Windhoek-Namibia is currently working towards ratification of the SADC Protocol on Arms Trade Treaty, Major General Annamarie Nainda said yesterday at the opening of the Southern African Regional Police Chief Council Organisation (SARPCCO)’s regional coordinating committee meeting on small arms and light weapons in Windhoek.
Article 10 of the SADC Treaty obliges a State Party to take measures, pursuant to its national laws, to regulate brokering taking place under its jurisdiction for conventional arms under Article 2 (1) and Article 11, which encourages the exchange of information on illegal brokers.
Nainda, who spoke on behalf of Namibian police chief Lieutenant-General Sebastian Ndeitunga, said Namibia like all member countries in the region is signatory to the relevant key sub-regional and international instruments and mechanisms on Small Arms and Light Weapons.
“In the SADC region and beyond, resource-based conflict replaced political conflicts, which have impacted seriously on human security and development. The majority of illicit small arms and light weapons in the region are old stock from past conflicts that are recycled from one conflict area to another,” said Nainda.
But, notwithstanding the circulation of old stock, new stock of illicit arms are also entering the region through loopholes in legislation, ineffective sub-regional law enforcement architecture, lack of comprehensive strategy on simultaneous and joint operations among others, Ndeitunga said.
However, Nainda said, SADC is regarded amongst the best with a legally binding and well-received SADC Protocol on the Control of Firearms, Ammunition and Related Materials. “Member States adopted and signed the SADC Protocol, which entered into force on November 8, 2004 and to this end, the signing and ratification of the Protocol is at 100 percent”, she said.
In order to adequately address the illicit trafficking in arms, a concerted effort that is tailor-made to respond to any crime related to firearms is needed, Nainda said.
The head of the SARPCCO, Fernando Joao Cumbe, said the issue of illicit trafficking, smuggling and proliferation of small arms and light weapons is really an undisputed major international issue across Africa and affects the region because it is the key driver of violent deaths.
“A firearm does not protect, it cannot stop a bullet from hitting you.
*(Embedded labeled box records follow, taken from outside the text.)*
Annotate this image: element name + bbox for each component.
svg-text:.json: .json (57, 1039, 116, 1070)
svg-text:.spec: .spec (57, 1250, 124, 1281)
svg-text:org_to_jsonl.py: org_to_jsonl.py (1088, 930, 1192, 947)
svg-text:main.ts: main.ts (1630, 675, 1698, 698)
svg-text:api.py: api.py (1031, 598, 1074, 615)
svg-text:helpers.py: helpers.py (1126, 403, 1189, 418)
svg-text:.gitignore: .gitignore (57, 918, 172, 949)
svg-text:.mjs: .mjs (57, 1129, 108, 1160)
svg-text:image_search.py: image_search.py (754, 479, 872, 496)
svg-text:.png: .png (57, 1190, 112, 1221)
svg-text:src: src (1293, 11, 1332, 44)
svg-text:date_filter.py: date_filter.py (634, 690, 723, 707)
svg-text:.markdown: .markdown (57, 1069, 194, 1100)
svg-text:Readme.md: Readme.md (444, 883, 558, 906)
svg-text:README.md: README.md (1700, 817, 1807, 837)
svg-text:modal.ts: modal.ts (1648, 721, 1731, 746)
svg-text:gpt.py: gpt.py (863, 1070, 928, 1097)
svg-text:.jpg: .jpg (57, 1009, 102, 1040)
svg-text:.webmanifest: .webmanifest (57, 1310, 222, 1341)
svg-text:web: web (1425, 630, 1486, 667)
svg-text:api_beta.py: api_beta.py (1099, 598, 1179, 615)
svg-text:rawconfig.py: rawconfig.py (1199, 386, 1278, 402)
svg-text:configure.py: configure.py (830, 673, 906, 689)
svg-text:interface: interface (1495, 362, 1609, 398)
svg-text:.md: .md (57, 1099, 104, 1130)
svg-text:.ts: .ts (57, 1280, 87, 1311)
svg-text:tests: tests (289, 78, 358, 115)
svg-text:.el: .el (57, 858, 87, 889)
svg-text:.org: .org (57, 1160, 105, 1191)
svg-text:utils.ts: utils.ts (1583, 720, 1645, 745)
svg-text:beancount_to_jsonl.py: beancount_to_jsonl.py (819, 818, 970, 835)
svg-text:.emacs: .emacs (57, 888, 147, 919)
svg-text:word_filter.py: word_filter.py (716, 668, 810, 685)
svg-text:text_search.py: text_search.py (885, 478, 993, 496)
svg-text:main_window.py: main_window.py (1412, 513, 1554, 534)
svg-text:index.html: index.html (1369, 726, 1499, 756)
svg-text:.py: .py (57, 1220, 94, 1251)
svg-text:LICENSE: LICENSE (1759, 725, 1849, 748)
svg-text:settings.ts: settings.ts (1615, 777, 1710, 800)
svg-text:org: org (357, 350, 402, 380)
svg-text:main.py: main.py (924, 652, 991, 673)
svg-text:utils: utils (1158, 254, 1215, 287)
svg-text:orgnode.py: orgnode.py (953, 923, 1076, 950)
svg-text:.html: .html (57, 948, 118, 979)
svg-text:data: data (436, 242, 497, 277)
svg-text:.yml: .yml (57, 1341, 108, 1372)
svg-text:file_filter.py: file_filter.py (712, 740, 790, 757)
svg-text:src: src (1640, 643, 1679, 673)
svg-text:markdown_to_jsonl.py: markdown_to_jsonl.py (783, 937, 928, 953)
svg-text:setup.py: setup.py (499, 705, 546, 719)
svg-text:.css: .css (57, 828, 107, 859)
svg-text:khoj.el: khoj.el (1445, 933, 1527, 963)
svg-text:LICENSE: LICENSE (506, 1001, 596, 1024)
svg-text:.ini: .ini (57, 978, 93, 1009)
Anyone armed with a firearm is a potential killer, regardless of whether it is a police officer, military, civilian or a thief,” Cumbe stressed.
Cumbe added that the proliferation of firearms is rapidly growing through established transnational organised crime syndicates, that participate in the commission of gruesome crimes such as murder, poaching and armed robberies.
Deputy Commissioner Nghiwanwa Shaama, the head of the National Focal Point and National Focal Point Coordinator of the Regional Coordinating Committee said the illicit trade and brokering in firearms has a negative influence on national, regional and international stability and security detrimentally impacting conflict prevention and resolution, crime prevention and also impedes the provision of public goods and services and by implication inhibits socio-economic development within the territories of the member states.
Ndeitunga said, given the complexity of the sources of illicit arms in the region and beyond, a regional strategic plan on curbing the proliferation of small arms and light weapons, as well as robust and comprehensive legislation in the member states are indispensable in curbing the illicit trade and spread of small arms and light weapons in the region.